Почти полсуток солнце будет идти над просторами его родины. Самолет летит примерно со скоростью солнца, и, значит, прилететь сюда откуда-нибудь из Смоленска или Новгорода можно за те же часы. Но то — самолет. А как оказались здесь, в такой немыслимой дали от родных порогов, русские землепроходцы? Сколько им надо было идти, часто топором прорубая путь, одолевая горы высокие и реки широкие, чтобы дойти до восточного края земли, а потом и дальше, через океан, сюда! Какое надо было иметь упорство и терпение! Не сродни ли это упорство тому, которое русичи проявили на Куликовом поле, ведь национальный характер — понятие неделимое…
И не потому ли в русских сказках, заговорах упоминается Одолень-трава, что уж очень часто русичу надо было одолевать самых разных врагов, что ему, землепроходцу — вон куда, до Тихого океана пешком дошел! — приходилось одолевать на своем пути много всяких преград и невзгод?! Без Одолень-травы обойтись тут было никак нельзя…

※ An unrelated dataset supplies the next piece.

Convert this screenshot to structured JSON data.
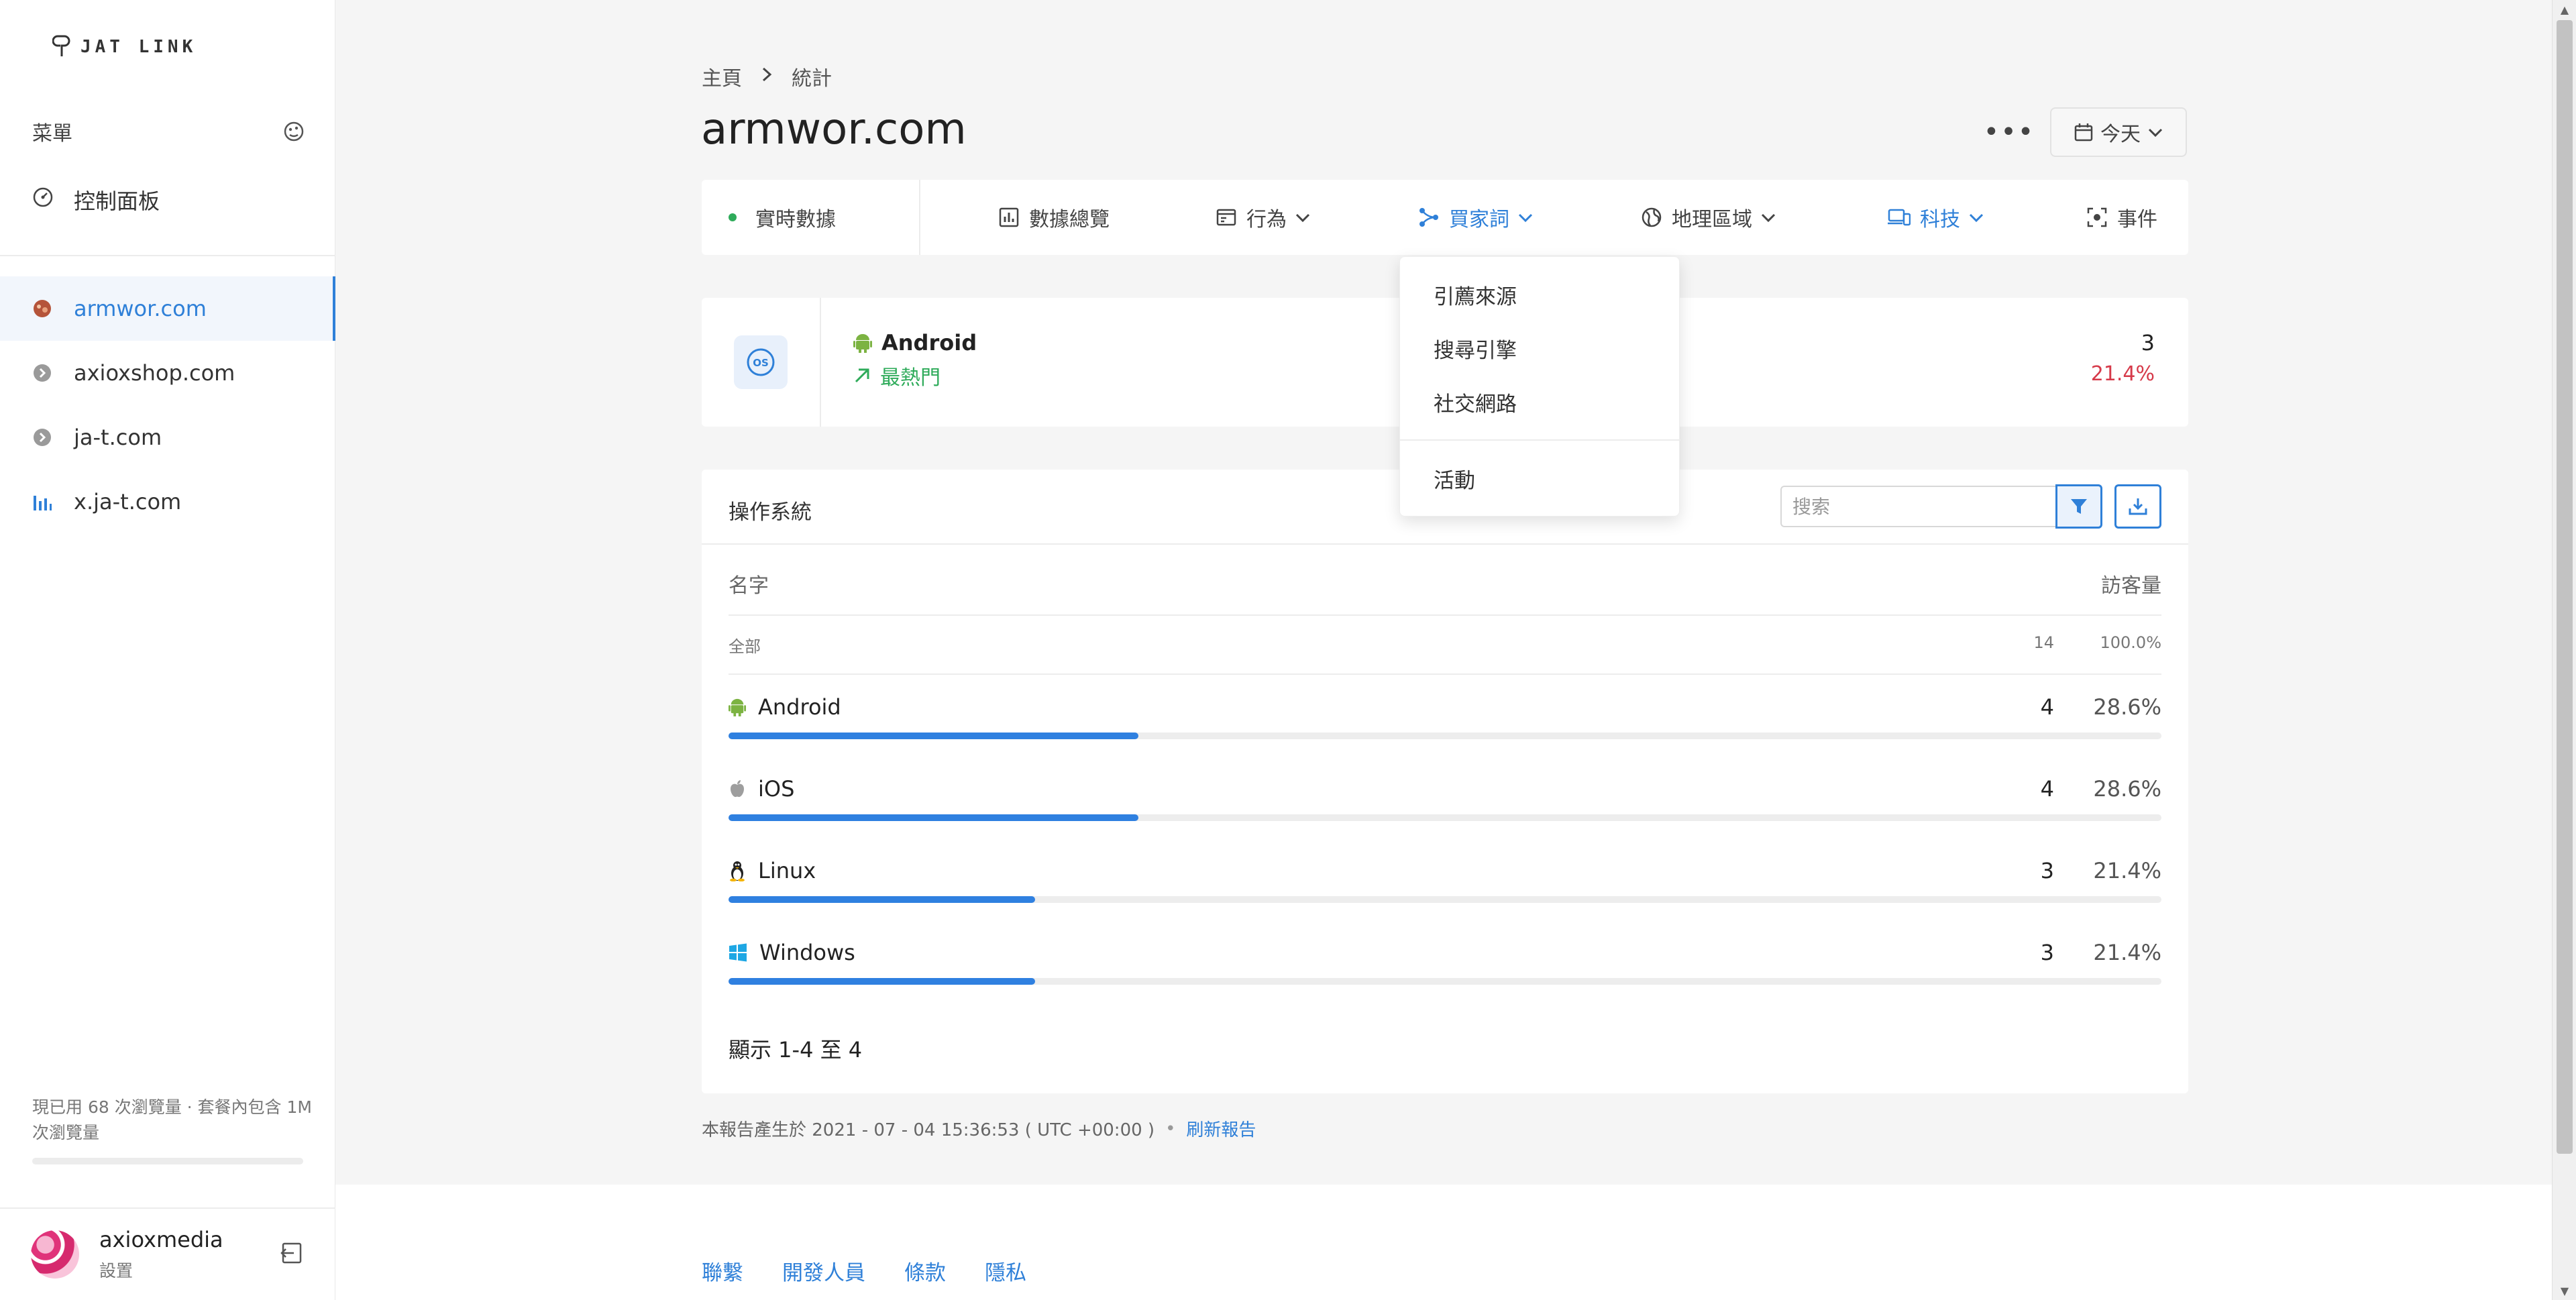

Одолень-трава! Одолей ты злых людей… Одолей мне горы высокие, долы низкие, озера синие, берега крутые, леса темные, пеньки и колоды. Иду я с тобой, Одолень-трава, к морю-окияну, а в море-окияне, на острове Буяне бел горюч-камень…
Остров этот хоть и по-другому называется, а горюч-камень — вот он. Жаль, дядя Коля его не видит — далековато.
А вот мысли, говорят, передаются на самые большие расстояния.
«Я сейчас думаю о тебе, верный друг моего отца, и хочу, чтобы ты в этот час и в эту минуту услышал меня: я клянусь быть достойным твоего фронтового друга, моего отца!»
Перед сном Николай Сергеевич зашел в комнату Вадима, теперь, считай, Дементия. Зачем зашел, он и сам не знал: будто кто невидимый его за руку туда повел. Подошел к столу, посмотрел на стопу учебников на подоконнике, на книжную полку, и взгляд его остановился на проржавевшем осколке гранаты, который он год назад привез из бухты Каменистой.
Он взял в руку тяжелый осколок и подумал, что Дементий, наверное, уже успел добраться до этой бухты на далеких Курилах и — как знать! — может быть, именно в этот час и в эту минуту мысленно разговаривает с ним…
Над человеческой мыслью не властны расстояния. Николай Сергеевич услышал сына своего флотского побратима, теперь — и его сына…
В Москве был вечер уходящего дня. А там, в бухте Константина Важникова, уже начинался новый, завтрашний день России.